CHICAGO - The Detroit City Council agreed this week to reconsider its rejection of water and sewer rate increases, after the state treasurer warned the vote could trigger increased state oversight.

The city council had voted on June 30 to reject a 7.5% water and sewer rate increase. After the move, city and state officials said the increases were built into the Detroit Water and Sewerage Department's 2016 budget and failing to implement them would mean the loss of $27 million.

That shortfall could trigger action by the state-appointed review board that oversees the recently bankrupt city's finances, according to a letter Michigan Treasurer Nick Khouri sent to the council and Mayor Mike Duggan on July 2.

"Unless the June 30th vote is reversed, the contemplated rate increases will not occur and this will result in the DWSD Enterprise Fund being in a deficit position for fiscal year 2016," Khouri wrote. "The purpose of this letter is to ask the mayor and the council to provide the Financial Review Commission with either the necessary information to demonstrate the city's plan to comply with the approved budget for fiscal year 2016, or the basis upon which the city will seek an amendment to the fiscal year 2016 budget."

Khouri said the city also needs to prove that it can continue to meet debt-service obligations, including existing coverage requirements, through the end of fiscal 2016 without the rate increases.

Detroit Chief Operating Officer Gary Brown also told the council it should reverse its position.

"You are putting at risk an extension of state oversight if you have a $27 million hole in the budget," Detroit Chief Operating Officer Gary Brown was quoted as saying in local media reports. "There aren't many ways to generate $27 million in additional revenue other than raising rates and making the operation more efficient." The rejection could also impair negotiations over the formation of a new regional authority to take over the Detroit Water and Sewerage Department, officials said.
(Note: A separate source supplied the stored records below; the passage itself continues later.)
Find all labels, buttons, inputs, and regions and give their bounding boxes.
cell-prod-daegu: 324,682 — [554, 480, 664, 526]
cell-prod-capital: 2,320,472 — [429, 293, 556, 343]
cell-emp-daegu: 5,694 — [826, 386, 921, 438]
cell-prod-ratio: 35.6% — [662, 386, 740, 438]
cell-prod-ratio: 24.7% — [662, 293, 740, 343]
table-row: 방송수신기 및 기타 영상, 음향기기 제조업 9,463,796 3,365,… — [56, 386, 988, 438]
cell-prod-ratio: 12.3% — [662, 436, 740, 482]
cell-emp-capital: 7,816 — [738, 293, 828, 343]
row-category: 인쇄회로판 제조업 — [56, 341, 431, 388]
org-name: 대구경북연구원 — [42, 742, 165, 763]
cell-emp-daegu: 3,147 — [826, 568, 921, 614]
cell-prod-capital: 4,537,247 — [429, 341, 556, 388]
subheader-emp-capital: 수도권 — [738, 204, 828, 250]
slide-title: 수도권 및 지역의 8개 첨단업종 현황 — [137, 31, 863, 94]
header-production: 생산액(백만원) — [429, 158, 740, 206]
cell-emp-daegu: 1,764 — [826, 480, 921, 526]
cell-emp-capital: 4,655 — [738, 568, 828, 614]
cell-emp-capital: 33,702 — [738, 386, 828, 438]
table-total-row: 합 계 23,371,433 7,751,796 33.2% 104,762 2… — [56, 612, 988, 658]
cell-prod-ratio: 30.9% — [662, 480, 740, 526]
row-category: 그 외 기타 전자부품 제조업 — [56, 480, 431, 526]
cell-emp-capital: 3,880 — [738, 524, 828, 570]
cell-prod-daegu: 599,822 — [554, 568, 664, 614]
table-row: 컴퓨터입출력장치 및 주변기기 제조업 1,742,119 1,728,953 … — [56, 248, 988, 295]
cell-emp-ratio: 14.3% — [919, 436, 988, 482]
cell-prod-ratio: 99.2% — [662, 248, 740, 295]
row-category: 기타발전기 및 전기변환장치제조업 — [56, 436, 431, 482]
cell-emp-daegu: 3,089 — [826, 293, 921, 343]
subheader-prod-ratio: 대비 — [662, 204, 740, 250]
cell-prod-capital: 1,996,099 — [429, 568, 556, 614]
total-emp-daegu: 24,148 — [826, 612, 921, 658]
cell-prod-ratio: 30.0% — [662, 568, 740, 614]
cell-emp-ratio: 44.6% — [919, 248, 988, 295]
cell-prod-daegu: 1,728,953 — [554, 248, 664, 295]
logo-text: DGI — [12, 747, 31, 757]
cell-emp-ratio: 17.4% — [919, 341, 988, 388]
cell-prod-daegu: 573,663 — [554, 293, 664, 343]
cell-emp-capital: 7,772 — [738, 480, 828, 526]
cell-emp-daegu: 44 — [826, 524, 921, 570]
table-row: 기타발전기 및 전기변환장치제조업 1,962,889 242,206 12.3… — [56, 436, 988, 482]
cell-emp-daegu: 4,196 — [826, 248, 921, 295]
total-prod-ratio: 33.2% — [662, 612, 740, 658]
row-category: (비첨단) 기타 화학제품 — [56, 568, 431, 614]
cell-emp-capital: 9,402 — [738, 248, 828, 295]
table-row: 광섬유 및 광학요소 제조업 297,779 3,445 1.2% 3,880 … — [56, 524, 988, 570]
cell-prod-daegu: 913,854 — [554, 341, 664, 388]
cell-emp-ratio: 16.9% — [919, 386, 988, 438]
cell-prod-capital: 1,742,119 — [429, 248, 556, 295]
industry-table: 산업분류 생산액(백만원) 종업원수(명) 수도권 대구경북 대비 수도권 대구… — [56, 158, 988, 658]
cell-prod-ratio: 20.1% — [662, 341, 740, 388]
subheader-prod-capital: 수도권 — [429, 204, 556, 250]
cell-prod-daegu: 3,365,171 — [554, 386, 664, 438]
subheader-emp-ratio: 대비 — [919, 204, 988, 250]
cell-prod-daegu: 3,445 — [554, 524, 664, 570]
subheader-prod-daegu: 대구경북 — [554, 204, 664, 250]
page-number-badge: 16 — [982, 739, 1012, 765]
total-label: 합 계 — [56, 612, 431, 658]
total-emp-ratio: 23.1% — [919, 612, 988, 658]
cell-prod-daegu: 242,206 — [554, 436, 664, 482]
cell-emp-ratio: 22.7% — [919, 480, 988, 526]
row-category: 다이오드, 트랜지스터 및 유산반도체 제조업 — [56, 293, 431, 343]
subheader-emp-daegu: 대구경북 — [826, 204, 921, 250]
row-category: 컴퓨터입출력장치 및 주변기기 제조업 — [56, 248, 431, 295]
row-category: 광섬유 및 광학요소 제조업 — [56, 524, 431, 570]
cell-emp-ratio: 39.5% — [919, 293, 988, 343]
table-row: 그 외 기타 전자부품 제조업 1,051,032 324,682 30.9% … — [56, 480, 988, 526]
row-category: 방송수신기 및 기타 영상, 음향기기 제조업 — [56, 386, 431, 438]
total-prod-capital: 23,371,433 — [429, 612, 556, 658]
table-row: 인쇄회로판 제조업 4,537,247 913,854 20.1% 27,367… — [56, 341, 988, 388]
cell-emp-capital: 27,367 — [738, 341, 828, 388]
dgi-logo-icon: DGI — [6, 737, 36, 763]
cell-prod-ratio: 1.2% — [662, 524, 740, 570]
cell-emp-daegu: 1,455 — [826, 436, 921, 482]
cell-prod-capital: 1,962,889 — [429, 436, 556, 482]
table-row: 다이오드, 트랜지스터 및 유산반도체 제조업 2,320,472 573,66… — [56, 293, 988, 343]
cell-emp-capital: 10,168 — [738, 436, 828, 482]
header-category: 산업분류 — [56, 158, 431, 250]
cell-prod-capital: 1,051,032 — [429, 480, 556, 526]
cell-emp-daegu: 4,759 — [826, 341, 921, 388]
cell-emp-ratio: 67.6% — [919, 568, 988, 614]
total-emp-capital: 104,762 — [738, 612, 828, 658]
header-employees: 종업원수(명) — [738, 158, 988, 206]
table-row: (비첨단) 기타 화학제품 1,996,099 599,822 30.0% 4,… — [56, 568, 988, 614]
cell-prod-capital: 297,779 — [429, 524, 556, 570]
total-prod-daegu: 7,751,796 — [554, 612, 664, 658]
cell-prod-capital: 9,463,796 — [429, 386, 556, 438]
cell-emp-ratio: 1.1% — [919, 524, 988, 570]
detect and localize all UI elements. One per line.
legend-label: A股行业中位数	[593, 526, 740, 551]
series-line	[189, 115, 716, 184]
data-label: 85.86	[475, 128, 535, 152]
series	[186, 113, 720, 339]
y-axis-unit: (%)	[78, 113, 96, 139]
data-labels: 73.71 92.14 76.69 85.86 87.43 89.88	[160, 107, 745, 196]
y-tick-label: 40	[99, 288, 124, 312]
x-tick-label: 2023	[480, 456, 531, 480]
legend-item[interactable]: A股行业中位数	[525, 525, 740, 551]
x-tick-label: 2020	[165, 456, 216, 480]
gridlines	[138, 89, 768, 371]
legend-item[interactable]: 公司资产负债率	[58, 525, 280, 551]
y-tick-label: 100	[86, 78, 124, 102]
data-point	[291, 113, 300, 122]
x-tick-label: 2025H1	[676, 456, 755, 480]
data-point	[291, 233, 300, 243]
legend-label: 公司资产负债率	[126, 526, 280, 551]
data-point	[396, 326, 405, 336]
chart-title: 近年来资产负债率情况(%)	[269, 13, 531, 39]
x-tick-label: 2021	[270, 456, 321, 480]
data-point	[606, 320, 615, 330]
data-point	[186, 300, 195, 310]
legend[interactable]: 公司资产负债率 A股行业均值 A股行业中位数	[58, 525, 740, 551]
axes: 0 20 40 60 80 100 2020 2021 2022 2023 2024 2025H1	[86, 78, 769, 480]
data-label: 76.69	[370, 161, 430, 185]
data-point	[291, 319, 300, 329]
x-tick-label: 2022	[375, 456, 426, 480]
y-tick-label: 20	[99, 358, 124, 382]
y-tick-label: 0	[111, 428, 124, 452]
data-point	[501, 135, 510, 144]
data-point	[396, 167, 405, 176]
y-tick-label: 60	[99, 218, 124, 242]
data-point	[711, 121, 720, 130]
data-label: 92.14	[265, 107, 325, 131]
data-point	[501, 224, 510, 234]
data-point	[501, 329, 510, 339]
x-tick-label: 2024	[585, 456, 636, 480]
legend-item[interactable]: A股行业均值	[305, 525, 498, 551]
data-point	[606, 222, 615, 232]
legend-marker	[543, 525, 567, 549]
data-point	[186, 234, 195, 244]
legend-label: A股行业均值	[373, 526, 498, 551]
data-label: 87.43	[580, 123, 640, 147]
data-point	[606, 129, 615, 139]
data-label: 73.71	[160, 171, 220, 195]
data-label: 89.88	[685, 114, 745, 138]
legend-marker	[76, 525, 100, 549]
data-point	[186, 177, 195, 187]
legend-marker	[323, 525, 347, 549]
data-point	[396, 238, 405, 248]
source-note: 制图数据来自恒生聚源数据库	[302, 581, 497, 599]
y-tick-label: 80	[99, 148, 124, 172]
Detroit is in the midst of finalizing a deal with Wayne, Macomb and Oakland Counties that would shift operation of the massive water and sewer department to the Great Lakes Water Authority. Negotiations have dragged on for years, with uncollected debt and power over rate increases among the sticking points.

The council agreed July 7 by a vote of 8 to 1 to reconsider the vote.

The Public Health and Safety Committee is expected to take the measure up again on July 13. The full council could vote again on the rate hike on July 14.

Council President Brenda Jones said the water department did not provide the council with enough information on the rate increases. She said the council is not a rubber stamp, and that she would still vote against the increases.

The rate increases are needed in part because the city of Flint last year pulled out of the DWSD, opting instead to join a new regional water authority, according to a legislative analysis of the council measure.